The number of public health applications for molecular epidemiology and social network analysis has increased rapidly since the improvement in computational capacities and the development of new sequencing techniques. Currently, molecular epidemiology methods are used in a variety of settings: from infectious disease surveillance systems to the description of disease transmission pathways. The latter are of great epidemiological importance as they let us describe how a virus spreads in a community, make predictions for the further epidemic developments, and plan preventive interventions. Social network methods are used to understand how infections spread through communities and what the risk factors for this are, as well as in improved contact tracing and message-dissemination interventions. Research is needed on how to combine molecular and social network data as both include essential, but not fully sufficient information on infection transmission pathways.
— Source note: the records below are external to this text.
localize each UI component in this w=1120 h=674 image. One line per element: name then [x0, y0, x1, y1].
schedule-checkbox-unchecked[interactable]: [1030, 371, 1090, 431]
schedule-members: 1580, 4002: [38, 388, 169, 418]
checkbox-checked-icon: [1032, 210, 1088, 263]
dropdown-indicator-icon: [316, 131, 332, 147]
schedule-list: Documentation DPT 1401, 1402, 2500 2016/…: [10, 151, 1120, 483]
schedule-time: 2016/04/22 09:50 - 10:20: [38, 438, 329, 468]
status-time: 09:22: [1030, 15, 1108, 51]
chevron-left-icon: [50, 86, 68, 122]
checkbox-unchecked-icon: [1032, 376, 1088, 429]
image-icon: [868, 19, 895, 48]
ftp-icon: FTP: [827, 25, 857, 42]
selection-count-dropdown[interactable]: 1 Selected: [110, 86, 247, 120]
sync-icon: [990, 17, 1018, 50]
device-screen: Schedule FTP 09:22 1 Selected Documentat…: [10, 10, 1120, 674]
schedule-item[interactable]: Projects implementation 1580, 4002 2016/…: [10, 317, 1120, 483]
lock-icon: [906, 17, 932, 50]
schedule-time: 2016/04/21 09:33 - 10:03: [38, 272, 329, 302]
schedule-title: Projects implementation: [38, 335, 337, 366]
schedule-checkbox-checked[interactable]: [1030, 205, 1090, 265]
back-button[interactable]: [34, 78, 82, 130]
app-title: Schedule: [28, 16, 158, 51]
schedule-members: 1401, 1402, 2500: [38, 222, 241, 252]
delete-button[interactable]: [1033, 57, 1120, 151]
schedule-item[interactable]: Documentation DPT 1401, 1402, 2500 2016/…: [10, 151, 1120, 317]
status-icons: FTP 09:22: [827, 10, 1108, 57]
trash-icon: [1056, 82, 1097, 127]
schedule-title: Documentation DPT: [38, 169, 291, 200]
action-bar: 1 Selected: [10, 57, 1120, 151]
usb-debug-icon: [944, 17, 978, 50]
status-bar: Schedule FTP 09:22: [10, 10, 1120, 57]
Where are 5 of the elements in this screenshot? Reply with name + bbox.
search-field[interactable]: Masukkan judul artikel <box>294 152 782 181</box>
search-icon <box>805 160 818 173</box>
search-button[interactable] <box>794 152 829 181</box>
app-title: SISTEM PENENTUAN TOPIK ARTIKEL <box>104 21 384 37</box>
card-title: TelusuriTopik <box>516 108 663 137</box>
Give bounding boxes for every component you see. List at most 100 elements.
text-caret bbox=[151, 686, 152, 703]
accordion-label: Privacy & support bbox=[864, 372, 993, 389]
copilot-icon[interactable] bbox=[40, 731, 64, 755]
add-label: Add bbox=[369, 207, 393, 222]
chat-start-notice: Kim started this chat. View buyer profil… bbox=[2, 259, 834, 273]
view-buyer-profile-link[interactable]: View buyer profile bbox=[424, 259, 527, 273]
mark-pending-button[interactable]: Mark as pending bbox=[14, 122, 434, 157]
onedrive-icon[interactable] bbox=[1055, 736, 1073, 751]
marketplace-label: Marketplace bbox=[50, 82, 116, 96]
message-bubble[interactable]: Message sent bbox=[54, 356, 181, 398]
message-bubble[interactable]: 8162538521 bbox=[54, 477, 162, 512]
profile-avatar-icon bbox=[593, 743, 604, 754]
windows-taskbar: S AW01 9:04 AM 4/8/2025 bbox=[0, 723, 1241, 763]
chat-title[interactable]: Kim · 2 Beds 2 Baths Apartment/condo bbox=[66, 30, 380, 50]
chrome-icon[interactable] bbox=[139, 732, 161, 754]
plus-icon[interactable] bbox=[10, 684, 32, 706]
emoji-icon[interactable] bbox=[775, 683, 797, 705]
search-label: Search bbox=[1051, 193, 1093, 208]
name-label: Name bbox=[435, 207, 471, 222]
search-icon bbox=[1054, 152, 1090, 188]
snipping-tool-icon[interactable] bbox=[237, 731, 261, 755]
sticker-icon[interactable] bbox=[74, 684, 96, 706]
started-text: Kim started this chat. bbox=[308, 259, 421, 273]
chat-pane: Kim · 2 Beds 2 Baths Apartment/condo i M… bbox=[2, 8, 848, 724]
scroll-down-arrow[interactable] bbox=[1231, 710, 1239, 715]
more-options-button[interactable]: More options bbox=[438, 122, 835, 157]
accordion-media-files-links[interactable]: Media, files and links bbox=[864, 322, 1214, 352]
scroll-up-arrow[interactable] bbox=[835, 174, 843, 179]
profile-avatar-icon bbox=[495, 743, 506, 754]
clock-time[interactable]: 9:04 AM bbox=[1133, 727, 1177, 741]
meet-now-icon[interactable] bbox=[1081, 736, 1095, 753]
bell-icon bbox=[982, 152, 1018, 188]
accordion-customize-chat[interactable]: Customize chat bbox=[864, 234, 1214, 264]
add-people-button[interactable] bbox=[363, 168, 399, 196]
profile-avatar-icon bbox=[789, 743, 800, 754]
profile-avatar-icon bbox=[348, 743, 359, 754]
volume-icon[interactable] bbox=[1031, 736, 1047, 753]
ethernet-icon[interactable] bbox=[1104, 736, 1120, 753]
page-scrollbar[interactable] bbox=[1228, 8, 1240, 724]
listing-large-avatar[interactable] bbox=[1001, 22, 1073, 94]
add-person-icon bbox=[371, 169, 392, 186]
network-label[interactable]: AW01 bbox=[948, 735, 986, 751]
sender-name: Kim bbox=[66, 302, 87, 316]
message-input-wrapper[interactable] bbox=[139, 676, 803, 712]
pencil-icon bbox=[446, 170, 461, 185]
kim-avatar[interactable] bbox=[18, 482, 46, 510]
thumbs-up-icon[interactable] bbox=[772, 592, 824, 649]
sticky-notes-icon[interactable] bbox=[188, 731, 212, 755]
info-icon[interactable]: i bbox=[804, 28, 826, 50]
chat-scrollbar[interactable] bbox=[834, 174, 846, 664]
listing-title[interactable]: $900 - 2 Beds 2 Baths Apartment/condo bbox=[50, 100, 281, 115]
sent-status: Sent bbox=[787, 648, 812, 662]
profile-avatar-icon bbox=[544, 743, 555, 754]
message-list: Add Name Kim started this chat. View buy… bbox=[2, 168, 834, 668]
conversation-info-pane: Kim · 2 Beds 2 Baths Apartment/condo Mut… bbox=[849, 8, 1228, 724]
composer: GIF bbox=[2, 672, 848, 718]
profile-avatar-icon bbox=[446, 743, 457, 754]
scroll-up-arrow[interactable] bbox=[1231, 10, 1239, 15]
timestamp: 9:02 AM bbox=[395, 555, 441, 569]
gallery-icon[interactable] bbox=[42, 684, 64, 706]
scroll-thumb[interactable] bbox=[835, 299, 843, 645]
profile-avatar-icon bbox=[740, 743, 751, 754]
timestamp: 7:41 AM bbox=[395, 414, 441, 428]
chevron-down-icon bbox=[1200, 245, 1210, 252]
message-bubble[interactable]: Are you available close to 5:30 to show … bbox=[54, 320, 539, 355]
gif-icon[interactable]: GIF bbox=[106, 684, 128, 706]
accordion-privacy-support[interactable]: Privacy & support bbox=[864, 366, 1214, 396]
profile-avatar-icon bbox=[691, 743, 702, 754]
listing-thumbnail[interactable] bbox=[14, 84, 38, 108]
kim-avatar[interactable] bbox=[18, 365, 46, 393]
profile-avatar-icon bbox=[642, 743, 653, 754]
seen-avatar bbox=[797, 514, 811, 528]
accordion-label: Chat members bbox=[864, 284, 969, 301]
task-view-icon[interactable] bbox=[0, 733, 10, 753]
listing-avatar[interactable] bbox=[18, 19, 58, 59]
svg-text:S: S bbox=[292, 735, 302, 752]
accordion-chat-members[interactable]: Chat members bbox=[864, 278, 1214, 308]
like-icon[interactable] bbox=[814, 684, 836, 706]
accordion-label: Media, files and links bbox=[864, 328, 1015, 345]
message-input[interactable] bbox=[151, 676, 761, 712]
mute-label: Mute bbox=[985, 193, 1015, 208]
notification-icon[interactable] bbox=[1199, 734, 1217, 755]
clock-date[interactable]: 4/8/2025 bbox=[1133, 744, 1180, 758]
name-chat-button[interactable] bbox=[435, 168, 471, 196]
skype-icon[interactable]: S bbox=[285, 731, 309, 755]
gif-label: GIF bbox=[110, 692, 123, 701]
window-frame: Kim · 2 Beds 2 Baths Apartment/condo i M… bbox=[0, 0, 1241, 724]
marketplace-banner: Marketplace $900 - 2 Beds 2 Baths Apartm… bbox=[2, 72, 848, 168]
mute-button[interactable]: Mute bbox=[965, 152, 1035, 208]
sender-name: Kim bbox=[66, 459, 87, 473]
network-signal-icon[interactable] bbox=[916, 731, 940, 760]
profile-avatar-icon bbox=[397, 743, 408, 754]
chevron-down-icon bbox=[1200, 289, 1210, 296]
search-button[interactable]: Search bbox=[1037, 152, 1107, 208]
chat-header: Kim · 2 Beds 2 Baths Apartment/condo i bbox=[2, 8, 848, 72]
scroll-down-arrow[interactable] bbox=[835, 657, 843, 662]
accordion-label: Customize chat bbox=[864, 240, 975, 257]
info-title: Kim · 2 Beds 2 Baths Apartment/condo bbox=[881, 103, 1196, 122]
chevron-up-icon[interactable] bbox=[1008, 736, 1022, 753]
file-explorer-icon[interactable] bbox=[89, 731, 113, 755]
The main differences between the two data sources are that, firstly, social network data include uninfected individuals unlike the molecular data sampled only from infected network members. Thus, social network data include more detailed picture of a network and can improve inferences made from molecular data. Secondly, network data refer to the current state and interactions within the social network, while molecular data refer to the time points when transmissions happened, which might have happened years before the sampling date. As of today, there have been attempts to combine and compare the data obtained from the two sources. Even though there is no consensus on whether and how social and genetic data complement each other, this research might significantly improve our understanding of how viruses spread through communities.